Halonusantara.id, Samarinda – Wakil Ketua Komisi II DPRD Kaltim, Sapto Setyo Pramono, kembali menyoroti masalah kendaraan dinas milik Pemprov Kaltim yang sampai saat ini masih belum dikembalikan oleh sejumlah pejabat yang telah pensiun.
Dirinya menyoroti pentingnya kesadaran diri dalam pengembalian aset daerah tanpa harus menunggu instruksi resmi.
Data dari BPKAD Kaltim mencatat masih terdapat 86 unit kendaraan dinas yang belum kembali dan tersebar di 15 SKPD. Termasuk 34 unit di Sekretariat Daerah, 6 unit di Dinas Pariwisata, 1 unit di Dinas Kesehatan, dan 2 unit di Inspektorat.

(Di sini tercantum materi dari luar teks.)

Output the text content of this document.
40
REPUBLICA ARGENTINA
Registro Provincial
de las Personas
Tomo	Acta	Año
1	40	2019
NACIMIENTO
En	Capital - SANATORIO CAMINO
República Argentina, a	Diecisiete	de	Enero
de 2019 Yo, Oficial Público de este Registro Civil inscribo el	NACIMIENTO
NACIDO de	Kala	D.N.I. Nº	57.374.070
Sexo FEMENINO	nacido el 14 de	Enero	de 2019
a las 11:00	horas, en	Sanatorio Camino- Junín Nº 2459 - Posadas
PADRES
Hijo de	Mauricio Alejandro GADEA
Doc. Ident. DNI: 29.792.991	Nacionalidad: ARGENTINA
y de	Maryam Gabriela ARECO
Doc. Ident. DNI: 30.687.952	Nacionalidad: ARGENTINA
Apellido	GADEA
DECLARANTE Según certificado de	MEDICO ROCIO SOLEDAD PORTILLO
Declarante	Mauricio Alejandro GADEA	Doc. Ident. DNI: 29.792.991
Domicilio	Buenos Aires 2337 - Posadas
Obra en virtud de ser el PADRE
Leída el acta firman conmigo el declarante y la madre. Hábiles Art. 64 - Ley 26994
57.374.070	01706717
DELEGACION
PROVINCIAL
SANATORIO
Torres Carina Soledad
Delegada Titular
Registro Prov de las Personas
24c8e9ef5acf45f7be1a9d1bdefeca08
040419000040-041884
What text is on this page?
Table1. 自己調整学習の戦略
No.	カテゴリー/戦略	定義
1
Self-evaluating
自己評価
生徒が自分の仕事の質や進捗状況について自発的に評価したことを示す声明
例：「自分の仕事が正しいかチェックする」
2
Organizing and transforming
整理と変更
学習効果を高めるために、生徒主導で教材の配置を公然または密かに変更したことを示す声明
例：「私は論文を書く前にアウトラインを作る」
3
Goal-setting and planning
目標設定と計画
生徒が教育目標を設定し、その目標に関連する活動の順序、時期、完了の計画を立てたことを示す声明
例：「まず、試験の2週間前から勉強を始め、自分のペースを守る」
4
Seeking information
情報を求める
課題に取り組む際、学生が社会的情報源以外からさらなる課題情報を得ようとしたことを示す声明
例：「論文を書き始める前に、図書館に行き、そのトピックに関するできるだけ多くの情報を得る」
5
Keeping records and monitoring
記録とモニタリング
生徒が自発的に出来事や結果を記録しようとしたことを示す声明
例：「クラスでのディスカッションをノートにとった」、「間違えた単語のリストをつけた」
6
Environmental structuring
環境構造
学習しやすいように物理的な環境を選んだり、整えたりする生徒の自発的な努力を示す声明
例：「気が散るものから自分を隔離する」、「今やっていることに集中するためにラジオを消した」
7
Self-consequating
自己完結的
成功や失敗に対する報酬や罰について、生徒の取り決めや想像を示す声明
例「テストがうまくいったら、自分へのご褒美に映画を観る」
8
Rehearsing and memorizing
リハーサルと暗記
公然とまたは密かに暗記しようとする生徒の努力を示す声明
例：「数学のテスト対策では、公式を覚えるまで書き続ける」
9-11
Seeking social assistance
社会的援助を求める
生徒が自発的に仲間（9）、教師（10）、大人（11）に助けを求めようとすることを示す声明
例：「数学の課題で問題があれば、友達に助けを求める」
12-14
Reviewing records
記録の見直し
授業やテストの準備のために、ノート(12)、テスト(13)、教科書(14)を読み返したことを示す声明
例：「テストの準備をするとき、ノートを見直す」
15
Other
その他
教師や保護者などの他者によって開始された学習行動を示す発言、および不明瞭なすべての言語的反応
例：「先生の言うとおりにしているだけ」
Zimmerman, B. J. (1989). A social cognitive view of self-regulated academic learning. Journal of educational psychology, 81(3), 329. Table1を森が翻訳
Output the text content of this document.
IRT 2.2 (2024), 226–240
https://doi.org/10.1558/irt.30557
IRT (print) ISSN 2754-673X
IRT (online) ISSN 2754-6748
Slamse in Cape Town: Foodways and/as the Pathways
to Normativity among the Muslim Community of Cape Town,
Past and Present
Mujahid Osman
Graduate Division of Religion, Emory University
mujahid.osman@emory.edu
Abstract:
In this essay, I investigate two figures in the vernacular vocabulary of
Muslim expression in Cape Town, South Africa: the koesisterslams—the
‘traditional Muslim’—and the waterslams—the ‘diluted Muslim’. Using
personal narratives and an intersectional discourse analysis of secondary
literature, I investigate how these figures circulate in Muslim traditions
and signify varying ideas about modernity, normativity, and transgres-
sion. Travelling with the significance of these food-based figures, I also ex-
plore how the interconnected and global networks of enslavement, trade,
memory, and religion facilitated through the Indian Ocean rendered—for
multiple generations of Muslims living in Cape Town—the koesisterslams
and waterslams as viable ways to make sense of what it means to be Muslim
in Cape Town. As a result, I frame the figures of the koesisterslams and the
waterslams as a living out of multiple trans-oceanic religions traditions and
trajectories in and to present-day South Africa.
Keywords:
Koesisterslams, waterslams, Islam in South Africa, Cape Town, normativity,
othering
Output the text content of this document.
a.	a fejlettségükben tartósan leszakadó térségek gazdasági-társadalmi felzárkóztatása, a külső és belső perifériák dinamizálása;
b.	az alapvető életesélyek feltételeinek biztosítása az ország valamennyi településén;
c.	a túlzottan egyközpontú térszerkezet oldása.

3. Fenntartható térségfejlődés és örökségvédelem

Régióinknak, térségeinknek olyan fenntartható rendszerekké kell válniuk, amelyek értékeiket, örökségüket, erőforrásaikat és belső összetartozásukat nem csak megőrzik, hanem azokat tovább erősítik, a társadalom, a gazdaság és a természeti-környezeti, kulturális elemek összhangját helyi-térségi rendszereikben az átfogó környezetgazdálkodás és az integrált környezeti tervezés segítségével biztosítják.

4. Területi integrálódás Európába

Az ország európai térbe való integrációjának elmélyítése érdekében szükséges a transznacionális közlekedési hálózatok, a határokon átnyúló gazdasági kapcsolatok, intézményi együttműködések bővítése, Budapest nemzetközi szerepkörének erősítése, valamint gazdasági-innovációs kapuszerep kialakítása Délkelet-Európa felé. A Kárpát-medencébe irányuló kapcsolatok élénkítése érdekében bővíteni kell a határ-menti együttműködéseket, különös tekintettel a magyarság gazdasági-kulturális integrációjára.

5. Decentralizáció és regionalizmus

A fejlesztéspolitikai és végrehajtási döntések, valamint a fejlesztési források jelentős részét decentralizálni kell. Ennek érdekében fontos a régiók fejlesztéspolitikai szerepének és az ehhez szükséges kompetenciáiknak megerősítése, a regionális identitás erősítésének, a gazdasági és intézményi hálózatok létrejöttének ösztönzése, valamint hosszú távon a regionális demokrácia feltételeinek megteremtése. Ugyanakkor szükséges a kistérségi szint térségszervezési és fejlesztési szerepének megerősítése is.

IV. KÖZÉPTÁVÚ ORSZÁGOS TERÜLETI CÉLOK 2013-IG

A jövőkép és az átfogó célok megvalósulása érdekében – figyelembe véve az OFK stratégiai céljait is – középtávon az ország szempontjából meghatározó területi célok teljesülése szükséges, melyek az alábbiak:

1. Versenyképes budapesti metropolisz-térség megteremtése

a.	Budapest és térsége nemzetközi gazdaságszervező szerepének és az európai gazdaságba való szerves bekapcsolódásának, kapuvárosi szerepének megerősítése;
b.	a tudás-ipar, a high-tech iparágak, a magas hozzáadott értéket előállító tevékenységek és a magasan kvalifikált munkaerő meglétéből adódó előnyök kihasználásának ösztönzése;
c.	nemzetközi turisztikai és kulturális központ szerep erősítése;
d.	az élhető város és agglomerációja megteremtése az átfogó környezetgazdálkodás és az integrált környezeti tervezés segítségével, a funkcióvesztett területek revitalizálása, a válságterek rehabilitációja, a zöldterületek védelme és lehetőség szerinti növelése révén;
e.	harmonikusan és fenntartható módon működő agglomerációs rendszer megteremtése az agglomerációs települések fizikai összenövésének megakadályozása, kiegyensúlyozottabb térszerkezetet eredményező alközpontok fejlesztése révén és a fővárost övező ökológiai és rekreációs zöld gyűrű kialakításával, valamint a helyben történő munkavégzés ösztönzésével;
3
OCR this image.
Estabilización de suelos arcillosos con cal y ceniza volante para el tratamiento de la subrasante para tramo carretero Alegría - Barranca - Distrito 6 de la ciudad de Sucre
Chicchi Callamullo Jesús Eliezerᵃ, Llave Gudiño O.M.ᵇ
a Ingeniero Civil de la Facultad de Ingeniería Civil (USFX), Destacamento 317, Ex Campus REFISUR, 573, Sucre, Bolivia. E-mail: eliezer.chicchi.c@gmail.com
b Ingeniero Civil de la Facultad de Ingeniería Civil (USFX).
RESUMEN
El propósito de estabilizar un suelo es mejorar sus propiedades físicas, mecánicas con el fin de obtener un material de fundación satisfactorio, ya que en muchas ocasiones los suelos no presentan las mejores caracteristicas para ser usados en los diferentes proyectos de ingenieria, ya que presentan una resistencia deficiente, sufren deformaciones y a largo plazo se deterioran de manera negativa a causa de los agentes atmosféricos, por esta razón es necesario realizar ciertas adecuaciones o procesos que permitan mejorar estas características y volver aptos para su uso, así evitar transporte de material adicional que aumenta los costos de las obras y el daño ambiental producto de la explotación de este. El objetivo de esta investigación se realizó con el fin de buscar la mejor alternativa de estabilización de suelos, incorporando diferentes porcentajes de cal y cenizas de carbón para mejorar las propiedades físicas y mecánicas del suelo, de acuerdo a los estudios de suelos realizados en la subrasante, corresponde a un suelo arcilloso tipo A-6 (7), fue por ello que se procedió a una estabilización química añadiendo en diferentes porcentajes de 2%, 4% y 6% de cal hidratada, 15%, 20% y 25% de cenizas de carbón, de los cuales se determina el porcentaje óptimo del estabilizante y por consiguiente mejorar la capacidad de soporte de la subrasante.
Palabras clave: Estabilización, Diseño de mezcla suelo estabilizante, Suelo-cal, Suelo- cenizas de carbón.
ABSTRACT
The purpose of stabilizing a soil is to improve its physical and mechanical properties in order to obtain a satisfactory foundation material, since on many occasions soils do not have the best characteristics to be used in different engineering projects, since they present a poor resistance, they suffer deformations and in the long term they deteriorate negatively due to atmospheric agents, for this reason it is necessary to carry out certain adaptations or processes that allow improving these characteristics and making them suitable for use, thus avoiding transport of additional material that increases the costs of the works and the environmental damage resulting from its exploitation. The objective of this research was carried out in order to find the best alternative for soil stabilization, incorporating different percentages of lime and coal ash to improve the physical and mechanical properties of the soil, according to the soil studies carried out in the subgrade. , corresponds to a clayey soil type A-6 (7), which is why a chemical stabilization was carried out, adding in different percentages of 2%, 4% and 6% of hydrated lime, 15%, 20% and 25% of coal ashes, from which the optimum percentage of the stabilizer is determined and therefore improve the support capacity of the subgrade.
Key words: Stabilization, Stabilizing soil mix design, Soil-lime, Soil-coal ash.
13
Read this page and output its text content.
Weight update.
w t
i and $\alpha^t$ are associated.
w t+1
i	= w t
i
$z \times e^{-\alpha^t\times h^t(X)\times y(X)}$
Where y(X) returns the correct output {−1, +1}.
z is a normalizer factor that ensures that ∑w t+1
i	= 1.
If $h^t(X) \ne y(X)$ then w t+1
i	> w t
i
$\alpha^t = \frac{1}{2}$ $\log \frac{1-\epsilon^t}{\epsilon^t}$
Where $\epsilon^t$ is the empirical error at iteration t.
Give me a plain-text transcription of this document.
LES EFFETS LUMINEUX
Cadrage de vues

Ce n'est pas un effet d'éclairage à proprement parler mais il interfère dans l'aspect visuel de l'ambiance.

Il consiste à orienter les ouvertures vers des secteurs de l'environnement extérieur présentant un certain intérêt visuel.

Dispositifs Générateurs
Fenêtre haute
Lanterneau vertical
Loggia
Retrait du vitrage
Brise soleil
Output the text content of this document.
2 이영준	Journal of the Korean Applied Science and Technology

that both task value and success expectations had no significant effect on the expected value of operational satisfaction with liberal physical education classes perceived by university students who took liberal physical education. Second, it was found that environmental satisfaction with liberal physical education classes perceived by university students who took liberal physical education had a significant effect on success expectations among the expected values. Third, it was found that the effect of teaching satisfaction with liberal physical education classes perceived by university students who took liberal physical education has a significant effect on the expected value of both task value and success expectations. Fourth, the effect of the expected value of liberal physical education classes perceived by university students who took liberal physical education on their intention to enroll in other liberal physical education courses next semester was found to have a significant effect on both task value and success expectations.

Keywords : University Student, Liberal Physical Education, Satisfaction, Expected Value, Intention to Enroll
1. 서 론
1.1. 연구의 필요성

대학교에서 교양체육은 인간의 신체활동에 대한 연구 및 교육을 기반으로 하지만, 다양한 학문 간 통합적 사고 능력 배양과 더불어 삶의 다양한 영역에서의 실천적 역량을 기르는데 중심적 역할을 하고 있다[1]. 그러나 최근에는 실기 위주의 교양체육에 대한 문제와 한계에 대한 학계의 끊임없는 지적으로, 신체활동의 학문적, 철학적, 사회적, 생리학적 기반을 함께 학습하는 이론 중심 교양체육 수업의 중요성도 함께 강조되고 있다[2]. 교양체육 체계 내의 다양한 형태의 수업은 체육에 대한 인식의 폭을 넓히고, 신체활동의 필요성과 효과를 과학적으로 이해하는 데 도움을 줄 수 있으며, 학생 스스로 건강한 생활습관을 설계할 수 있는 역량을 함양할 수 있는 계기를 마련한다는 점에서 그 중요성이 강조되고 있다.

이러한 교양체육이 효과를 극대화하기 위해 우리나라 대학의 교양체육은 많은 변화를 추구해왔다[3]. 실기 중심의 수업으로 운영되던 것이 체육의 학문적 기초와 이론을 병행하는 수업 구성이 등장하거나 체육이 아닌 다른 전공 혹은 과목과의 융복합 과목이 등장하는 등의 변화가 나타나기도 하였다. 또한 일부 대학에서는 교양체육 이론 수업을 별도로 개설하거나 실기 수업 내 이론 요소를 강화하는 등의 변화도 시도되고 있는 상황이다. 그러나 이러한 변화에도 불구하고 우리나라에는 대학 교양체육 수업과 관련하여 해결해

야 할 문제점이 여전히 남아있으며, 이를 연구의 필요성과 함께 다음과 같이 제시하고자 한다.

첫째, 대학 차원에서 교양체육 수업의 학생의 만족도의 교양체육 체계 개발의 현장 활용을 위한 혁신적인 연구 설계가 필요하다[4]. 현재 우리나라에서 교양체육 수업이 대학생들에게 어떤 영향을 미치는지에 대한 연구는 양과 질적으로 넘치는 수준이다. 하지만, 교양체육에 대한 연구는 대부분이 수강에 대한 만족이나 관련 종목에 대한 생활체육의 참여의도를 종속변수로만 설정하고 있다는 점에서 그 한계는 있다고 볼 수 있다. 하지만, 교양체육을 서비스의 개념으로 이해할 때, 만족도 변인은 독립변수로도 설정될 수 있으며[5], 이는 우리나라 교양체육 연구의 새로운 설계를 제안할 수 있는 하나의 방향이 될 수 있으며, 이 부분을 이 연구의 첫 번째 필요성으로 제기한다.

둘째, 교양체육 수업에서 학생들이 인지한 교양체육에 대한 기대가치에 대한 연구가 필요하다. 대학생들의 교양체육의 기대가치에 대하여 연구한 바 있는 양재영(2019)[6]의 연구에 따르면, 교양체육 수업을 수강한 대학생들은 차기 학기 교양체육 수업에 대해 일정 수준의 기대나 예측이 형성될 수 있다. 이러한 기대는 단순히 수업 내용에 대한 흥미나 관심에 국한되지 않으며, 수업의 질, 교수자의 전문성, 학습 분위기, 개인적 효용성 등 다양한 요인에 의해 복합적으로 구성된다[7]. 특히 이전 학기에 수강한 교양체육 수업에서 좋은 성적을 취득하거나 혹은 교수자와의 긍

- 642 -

Selain itu, kendaraan dinas juga tersebar di Dinas Lingkungan Hidup 1 unit, Dinas Sosial 7 unit, Dinas Perhubungan 1 unit, Dispora 2 unit, Disnakertrans 2 unit, Bapenda 1 unit, Disdikbud 1 unit, dan PUPR 14 unit. Sementara itu, BPKAD masih mencatat 9 unit, Dinas Perpustakaan dan Kearsipan 1 unit, dan DPMPD 4 unit.
Menanggapi kondisi tersebut, Sapto meminta BPKAD segera mengirimkan pemberitahuan resmi kepada para pensiunan agar kendaraan dinas dapat segera dikembalikan ke masing-masing perangkat daerah.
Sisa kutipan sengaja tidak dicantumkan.